ADVERTISEMENT

Media's Favorite Anti-Trump Diplomat Is a Former Hillary Aide Who Enabled Her Email Practices

July 29, 2020

The national media's reporting on misconduct allegations against Woody Johnson, the Trump-appointed ambassador to the U.K., has relied on a single named source: Lew Lukens, the ambassador's former deputy who was fired after praising former president Barack Obama in a speech.

The reporting doesn't mention it, but Lukens is hardly an objective source. Months after Donald Trump was sworn into office in 2017, Lukens was identified as one of several U.S. diplomats engaged in a "quiet revolt amid tensions with Trump." Among other things, Lukens's "quiet revolt" involved a tweet of support for Sadiq Khan, the diminutive London mayor with whom Trump was feuding at the time.

A career diplomat who graduated from Princeton's controversial Woodrow Wilson School of Public and International Affairs, Lukens was also a senior aide in Hillary Clinton's State Department from 2008 to 2011. His role as logistics chief made him a key player in the scandal surrounding Clinton's use of a secret email server for "personal comfort."

Court records indicate that days after Obama took office in 2009, Lukens and other senior Clinton aides discussed how to circumvent the security policies Hillary didn't want to follow as secretary of state. Lukens suggested a "stand-alone" computer be placed in Clinton's office to allow the secretary to check emails.

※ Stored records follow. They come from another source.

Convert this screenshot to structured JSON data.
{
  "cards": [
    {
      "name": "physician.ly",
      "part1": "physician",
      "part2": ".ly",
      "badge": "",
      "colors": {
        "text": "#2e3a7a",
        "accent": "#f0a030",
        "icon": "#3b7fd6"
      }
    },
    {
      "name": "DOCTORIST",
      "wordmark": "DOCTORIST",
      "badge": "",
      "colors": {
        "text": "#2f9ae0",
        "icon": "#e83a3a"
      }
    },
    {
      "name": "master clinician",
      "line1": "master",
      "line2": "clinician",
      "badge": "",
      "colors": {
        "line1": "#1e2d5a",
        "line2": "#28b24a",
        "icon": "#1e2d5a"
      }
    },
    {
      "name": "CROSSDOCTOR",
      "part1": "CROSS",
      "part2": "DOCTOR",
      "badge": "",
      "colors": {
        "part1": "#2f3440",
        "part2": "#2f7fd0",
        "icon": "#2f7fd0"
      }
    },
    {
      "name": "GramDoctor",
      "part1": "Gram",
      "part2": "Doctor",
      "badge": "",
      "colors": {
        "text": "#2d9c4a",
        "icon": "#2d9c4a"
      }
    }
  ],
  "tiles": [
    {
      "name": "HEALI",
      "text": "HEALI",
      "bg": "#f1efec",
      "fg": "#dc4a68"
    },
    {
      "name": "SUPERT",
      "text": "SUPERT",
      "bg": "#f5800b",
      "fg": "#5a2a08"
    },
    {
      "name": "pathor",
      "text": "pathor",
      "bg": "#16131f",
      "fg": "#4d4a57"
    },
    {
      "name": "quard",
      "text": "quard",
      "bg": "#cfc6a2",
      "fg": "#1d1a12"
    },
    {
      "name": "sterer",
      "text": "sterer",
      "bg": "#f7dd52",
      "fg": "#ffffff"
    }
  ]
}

The suggestion was shot down because Hillary was "not adept or not used to checking her emails on a desktop" and insisted on using a BlackBerry connected to the secret server in her basement.

Lukens has made a number of allegations against his former boss, most notably that Johnson pressured U.K. officials to move the British Open golf tournament to Trump's Turnberry resort in Scotland. Johnson, Trump, and the British government have denied the accusation, but Lukens and "other diplomats" told the New York Times the alleged unethical behavior not only happened, but left them feeling "deeply unsettled."

Following his dismissal from the U.S. embassy in London, Lukens became a senior partner at Signum Global Advisors. The consulting firm's founder, investment banker Charles Myers, is a longtime Democratic donor who advised Hillary Clinton's failed presidential campaign in 2016 and is currently a bundler for the Biden Victory Fund.

Myers recently expressed confidence that Biden's efforts to court Bernie Sanders supporters would not stop a Biden administration from nominating Wall Street executives to senior cabinet positions. Last month, Lukens and Myers coauthored a note to Signum's clients predicting that Democrats would regain control of the Senate in 2021.